No hay que olvidar que la prensa dependía económicamente de los anuncios oficiales, que la Secretaría de Gobernación controlaba el papel e inclusive voceros y repartidores estaban enchufados al sindicalismo charro. Los rangos de movilidad eran limitados no solo en lo público, también en lo privado. Los colaboradores apenas recibían paga por sus escritos o, en el peor de los casos, daban por gratificante el solo hecho de aparecer en el diario. Había que discurrir argucia y media para mecerse entre el poder y las letras, entre el poder y la prensa y entre el poder y las urgencias financieras. De ahí que se fortaleciera la necesidad de que tanto políticos como periodistas y voces críticas cultivaran relaciones de amor/odio, mutua necesidad y atracción/rechazo entre ellos hasta que Echeverría cometió la torpeza de romper con lujo de violencia un equilibrio que, en su circunstancia y de haber entendido su significación, le hubiera sido enormemente provechoso. Pero Echeverría nunca se distinguió por sus luces, menos por su sagacidad ni por su agudeza política.

En lo que a Julio respecta, agregó el acierto de fundar, como parte de Excélsior, LA revista Plural con Octavio Paz que por sí misma habría de marcar un hito en la historia de las publicaciones culturales. Tras su sonada renuncia a la Embajada de México en India a causa de los sucesos sangrientos, Paz respondió con creces a la vanguardista apertura de Scherer y uno en el periodismo, el otro en cuestiones de arte, letras y pensamiento, ambos establecieron formidables vasos comunicantes. No obstante breve, este fue el periodo de oro del periodismo político y cultural mexicano, a pesar de la escasa y por demás ostensible presencia femenina entre las firmas.
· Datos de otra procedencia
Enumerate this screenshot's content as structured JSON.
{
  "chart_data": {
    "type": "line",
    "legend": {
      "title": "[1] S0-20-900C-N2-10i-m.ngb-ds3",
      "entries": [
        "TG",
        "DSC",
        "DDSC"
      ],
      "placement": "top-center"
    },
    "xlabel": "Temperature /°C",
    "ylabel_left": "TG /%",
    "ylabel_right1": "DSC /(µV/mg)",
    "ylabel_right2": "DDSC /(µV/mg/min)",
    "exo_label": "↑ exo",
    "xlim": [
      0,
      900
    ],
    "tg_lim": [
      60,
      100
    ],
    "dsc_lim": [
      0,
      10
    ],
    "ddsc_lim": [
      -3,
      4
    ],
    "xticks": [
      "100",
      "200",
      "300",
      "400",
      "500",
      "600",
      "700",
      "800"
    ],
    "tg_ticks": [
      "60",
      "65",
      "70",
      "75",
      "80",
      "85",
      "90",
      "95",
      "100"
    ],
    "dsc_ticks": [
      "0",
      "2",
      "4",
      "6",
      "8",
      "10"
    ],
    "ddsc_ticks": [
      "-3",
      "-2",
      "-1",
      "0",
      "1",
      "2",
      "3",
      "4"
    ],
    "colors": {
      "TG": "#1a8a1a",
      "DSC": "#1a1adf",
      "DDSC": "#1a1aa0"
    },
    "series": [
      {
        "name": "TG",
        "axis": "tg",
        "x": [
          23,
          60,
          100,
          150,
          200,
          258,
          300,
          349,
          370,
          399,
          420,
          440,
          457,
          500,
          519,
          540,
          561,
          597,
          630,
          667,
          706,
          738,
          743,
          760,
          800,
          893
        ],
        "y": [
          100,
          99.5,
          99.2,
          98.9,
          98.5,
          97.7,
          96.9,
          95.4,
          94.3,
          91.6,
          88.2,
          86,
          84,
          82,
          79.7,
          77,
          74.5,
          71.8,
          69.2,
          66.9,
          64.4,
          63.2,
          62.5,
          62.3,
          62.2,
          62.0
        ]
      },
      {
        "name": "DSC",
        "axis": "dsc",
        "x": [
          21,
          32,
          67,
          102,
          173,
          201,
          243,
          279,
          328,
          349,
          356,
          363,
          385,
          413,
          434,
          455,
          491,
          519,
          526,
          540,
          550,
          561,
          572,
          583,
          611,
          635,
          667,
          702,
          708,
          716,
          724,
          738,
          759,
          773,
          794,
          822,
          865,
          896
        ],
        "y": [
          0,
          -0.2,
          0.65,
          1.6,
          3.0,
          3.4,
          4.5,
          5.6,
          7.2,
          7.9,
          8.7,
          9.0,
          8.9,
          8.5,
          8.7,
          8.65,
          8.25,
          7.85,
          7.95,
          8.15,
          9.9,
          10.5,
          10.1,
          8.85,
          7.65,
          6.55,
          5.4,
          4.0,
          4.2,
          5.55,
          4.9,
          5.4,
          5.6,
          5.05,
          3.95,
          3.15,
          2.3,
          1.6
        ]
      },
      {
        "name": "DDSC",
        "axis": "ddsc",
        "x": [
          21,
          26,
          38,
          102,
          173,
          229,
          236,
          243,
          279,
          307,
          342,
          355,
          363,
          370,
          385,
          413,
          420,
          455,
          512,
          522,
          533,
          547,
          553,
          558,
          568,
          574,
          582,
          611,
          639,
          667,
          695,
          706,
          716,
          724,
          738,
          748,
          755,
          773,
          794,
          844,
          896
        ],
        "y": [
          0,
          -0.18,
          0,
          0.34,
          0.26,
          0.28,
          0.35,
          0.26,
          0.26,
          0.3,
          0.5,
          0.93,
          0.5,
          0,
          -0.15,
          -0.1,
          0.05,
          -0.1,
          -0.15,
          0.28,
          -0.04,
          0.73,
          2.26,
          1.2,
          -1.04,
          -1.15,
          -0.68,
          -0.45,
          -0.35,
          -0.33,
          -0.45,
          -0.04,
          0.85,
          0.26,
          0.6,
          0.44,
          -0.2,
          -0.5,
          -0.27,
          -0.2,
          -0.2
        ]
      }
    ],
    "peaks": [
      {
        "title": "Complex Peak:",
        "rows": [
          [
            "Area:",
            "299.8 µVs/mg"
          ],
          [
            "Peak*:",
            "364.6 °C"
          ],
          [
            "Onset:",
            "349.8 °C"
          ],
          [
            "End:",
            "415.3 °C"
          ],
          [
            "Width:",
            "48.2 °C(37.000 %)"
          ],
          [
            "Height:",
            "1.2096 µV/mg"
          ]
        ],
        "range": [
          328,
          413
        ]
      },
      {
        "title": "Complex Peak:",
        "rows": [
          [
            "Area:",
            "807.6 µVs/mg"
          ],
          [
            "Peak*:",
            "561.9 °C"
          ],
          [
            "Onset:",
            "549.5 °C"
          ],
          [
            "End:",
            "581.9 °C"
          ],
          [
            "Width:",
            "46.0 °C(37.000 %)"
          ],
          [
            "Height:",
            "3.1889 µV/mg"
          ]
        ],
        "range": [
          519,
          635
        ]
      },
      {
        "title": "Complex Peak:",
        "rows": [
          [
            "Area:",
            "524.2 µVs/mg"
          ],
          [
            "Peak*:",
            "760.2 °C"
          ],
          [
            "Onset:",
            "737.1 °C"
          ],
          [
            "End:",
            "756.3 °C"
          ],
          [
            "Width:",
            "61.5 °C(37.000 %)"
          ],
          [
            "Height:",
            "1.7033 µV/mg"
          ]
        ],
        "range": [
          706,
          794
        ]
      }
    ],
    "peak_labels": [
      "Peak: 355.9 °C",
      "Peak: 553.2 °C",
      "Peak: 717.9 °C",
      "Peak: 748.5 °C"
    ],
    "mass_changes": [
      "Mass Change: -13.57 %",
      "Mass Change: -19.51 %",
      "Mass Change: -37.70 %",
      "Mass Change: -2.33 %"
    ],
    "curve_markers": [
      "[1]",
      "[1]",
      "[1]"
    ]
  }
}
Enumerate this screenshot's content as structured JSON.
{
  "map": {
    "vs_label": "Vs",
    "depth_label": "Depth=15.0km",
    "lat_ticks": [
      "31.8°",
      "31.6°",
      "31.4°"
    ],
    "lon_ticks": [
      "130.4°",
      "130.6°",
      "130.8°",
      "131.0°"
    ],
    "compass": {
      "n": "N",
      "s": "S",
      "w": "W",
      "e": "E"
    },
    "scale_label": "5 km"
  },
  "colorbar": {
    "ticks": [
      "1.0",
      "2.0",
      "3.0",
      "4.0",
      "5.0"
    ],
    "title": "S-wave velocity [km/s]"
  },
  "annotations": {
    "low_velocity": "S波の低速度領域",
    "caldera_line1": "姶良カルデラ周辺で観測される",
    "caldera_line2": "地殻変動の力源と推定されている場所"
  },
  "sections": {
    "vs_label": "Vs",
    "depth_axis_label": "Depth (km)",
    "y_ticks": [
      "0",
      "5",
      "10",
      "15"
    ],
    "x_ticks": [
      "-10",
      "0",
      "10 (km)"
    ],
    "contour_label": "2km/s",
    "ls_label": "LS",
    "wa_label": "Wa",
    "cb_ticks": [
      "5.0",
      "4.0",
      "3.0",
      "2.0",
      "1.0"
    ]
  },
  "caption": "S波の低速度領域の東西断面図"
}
 Hombre recio y de grandes contrastes, recuerdo cómo sonrió con inocultable satisfacción cuando, entre desacuerdos y burlas veras, le dije: “Julio: tú eres de los que por las buenas es bueno y por las malas, peor”. Enfatizaba el sustantivo “¡señora!” al hablar conmigo y con otras mujeres a quienes no dudaba en tratar con extrema cortesía, no siempre cómoda. Escuchaba inclinado hacia delante y la cabeza ladeada, con ojos y oído clavados en las palabras. Cuartillas en mano, prefería el lápiz para garabatear, tachonar, agregar o quitar apostillas que quizá solo su fiel secretaria entendía.  Era obstinado, de los que peleaban a muerte, sin conceder ni perdonar. Encerraba al rival contra la pared y a regañadientes compartía con sus pares la certeza de que había que dejar una rendija para dejarle escapar. Después, alguna evocación enojosa lo reanimaba y volvía a arremeter. Tardaba en aceptar reparos, aunque a poco y a veces, dejaba caer algún indicio de rectificación salvo en casos, como la ruptura con García Cantú, que le provocaba un ostensible disgusto, quizá porque nunca resolvieron sus diferencias.

El olvido no fue lo suyo ni bajaba la guardia. No por nada repetía el episodio del golpe a Excélsior en cualquier ocasión. Lo escribía y reescribía hasta el agotamiento y a pesar de que para las nuevas generaciones está lejos de significar lo mismo que para sus protagonistas. Lo relataba escarbando renovadas razones para abundar en la agresión que sufrieron él, el diario a su cargo y sus colaboradores y también los lectores. Sabía que, pese a otros aciertos, su revista Proceso ni de lejos se acercaría a los logros del glorioso periodo 1968-1976 en que él y un puñado de mexicanos hicieron posible lo que parecía imposible.

Guardó un encono desmesurado contra su otrora gran amigo Gastón García Cantú, a quien, a la salida del también “incómodo” y antigobiernista autor de “El estilo personal de gobernar”, Daniel Cosío Villegas,  invitó a colaborar los viernes en  ese mismo espacio de la Página Editorial.

Eran de talantes similares, inteligentes sin duda, apasionados de la política, polemistas e igualmente batalladores. Uno y otro, con sobradas y fundadas razones, se ufanaban de su autonomía moral y mutuamente se reconocían por cultivar un nacionalismo a toda prueba. Julio no se cansó de acusarlo de “traidor” y Gastón, en lo propio, respondía que no era ni sería su “rehén”. Nunca acepté, ni siquiera a la muerte de Gastón, servir de correo y menos aún partícipe de sus respectivos recelos; sin embargo, cuando Julio se empeñó en devastar su memoria en uno de sus últimos libros, tuvo la decencia de mostrarme el texto al que me opuse con energía y no pocos argumentos.  Al fin, a tiros y jalones que ameritaron algunos encuentros amistosos, rectificó al aceptar –no sin dificultad- que sus rivalidades personales afectaban sus juicios. Lo cierto es que quedó mucha miga de historia contemporánea en esta relación de dos amigos que se fueron a la tumba añorándose y maldiciéndose mutuamente.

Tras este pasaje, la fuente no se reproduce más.